Just a few quick notes..I would encourage all to visit my friend Jody’s blog..if you go over to the right of my blog you’ll see the link under “Landers” or you can go to http://www.landersadoption.blogspot.com. Her husband is our worship leader at church (the best one at that) and when they say behind every man….they are referring to the Landers. Anyhow, they are adopting from Sierra Leone, which for those geographically challenged (hey, I’m not a hater, I would consider myself one of those) that is also in Africa. They are the proud parents to 4 boys already and are now going to have twin 2-yr-olds from Sierra Leone. I’ve mentioned them before, but wanted you to go to their blog to a) see pictures of those beautiful babes and b) pray for them that they may be able to go over there VERY soon to meet their newest kids.

Also, was on our forum just a few minutes ago (as mentioned previously, it’s a heinously addicting guilty pleasure of mine). One of the forum members has so generously donated her time to create what’s called “The List”. This list includes everyone on the forum waiting for their referral. It’s fairly accurate as far as the forum goes, but there are still many people going through CHSFS who aren’t on the forum/List so we have to take that into account as well. Anyhow, was just peeking through out of curiosity as to how long people have been waiting for siblings, how many are waiting for siblings, etc. There is only 1 other couple waiting for a sibling group 3.5 yrs and younger and they’ve been waiting for 5 MONTHS!! There are many others (7) others who are waiting for sibling groups 3 yrs and younger and range from wait times of 7 MONTHS and down. Oh, so I’m going to settle ourselves down for a bit and get comfty with our sibling group we have now. 🙂

On another note, we are continuously keeping our eyes on the WIC list and praying over the children on there. Please keep them in your prayers as well (they are kids on what’s called the waiting international children list who are waiting for various reasons, i.e. medical, age related, etc).
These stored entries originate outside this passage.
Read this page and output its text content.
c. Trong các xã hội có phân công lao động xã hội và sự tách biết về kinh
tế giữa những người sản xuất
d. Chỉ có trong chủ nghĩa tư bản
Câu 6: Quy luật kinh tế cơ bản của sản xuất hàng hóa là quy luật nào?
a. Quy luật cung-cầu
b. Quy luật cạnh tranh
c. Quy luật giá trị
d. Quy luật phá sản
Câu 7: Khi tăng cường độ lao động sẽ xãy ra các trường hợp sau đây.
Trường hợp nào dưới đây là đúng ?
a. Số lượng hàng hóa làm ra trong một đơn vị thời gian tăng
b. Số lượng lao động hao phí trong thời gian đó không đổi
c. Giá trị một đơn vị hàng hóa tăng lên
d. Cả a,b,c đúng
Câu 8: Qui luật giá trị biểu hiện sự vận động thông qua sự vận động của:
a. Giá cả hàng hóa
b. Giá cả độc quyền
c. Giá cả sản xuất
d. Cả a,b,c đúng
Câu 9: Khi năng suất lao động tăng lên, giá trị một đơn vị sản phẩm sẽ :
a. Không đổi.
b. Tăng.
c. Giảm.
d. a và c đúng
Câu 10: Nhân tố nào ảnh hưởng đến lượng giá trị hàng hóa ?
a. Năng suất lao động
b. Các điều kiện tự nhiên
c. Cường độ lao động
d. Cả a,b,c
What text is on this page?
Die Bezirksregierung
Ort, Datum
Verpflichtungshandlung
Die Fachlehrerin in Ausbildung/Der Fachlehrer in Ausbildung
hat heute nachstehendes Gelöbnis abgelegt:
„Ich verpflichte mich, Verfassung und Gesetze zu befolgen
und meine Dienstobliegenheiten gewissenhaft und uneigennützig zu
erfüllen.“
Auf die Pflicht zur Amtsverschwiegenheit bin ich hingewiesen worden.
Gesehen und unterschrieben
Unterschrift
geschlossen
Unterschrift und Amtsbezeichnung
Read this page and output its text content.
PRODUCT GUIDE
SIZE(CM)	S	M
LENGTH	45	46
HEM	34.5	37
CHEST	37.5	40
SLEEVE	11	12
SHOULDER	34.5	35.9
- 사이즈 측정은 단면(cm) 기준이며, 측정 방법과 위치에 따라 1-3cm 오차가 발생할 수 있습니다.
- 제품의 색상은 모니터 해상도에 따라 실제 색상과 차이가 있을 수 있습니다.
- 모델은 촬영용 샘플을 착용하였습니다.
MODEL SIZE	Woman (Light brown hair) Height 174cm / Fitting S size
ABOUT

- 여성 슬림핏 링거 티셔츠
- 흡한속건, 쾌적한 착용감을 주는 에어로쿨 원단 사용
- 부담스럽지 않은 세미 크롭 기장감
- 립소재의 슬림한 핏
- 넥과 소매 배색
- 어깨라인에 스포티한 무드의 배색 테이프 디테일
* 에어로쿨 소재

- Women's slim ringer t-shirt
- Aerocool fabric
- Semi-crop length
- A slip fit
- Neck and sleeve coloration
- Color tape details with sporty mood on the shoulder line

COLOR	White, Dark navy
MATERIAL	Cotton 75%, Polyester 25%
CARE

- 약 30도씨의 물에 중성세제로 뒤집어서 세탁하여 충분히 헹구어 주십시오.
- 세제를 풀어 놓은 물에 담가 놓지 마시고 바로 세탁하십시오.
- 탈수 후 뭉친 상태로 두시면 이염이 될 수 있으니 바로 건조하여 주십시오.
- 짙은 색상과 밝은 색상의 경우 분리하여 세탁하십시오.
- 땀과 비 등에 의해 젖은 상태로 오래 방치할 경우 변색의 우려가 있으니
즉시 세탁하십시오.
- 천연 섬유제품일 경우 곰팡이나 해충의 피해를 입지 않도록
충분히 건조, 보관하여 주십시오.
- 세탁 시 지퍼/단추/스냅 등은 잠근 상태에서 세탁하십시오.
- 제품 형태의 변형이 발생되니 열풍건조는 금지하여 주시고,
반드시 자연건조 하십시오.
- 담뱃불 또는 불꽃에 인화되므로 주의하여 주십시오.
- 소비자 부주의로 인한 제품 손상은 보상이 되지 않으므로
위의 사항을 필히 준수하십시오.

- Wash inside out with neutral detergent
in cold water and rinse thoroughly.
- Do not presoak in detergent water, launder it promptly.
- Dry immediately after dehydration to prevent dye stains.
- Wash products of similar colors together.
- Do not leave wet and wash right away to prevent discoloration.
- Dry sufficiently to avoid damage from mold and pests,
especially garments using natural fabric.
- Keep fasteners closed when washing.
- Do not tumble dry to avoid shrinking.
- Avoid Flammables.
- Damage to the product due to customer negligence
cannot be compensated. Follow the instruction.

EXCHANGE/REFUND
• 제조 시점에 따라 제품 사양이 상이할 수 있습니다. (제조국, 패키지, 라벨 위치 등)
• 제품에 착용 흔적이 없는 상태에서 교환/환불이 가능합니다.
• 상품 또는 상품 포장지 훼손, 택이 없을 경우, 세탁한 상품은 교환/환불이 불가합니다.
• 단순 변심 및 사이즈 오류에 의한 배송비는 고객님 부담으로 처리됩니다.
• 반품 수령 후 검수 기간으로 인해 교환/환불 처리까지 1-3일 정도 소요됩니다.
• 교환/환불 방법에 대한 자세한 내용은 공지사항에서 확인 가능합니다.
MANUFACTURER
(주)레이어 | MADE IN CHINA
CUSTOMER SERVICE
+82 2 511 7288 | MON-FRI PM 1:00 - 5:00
We know if God intends us to have one of these angels He will reveal it to us in due time.

Enough for now, my eldest has his last soccer game tomorrow, sniff sniff. Our time as coaches is almost officially over and I enjoyed it immensly. Hope you all have great weekends!

2nd Homestudy, check!

Well, I think we passed. At least, our SW kept referring to the kids we were going to have, etc etc. She did mention she would like to see progress photos of our house (hey, you and me both, babe) so that’ll be an ongoing deal I’m sure.

So now, we wait until our SW writes up the formal homestudy (she says about 2 weeks). Once we get the approved homestudy, we will get our dossier (I think it’s French for crapton of paperwork, but can’t be sure) together. We send the dossier off to CHSFS, they send it off to Ethiopia and oila! we will be officially waiting for our referral. No real concrete idea as to when that will be, but I’m planning on telling myself that I am now officially paper pregnant. That way, I can settle in for 9 months of waiting to hear word on my children. This one will, of course, be different than the last two. Firstly, this one will be a *hopefully* a bit easier on the scale. Secondly, I won’t be feeling them kick or see pictures of them in the womb. I will and do love them just as sure as they were growing in there because as most adoptive parents would tell you, they have been growing in our hearts as our biological children grow in our womb. Unfortunately I won’t be able to talk the doctors into inducing me this time, and there is literally nothing I can do either real or imagined to speed the process along.

Now we get to the constant worry of the financial issue of adoption. Obviously this is where the money starts hemmoraging from our wallets to CHSFS so that will be interesting. Please pray that we will figure that part out.

After waking up early and steam cleaning our carpets in his underwear, my husband waited until the SW was gone and started demolition on our house, what wonderful site that is!

Best be getting off to snuggle with my hubby before he goes to Biscuits (the essence of small town bar) to watch the Cubs game. Go Cubies!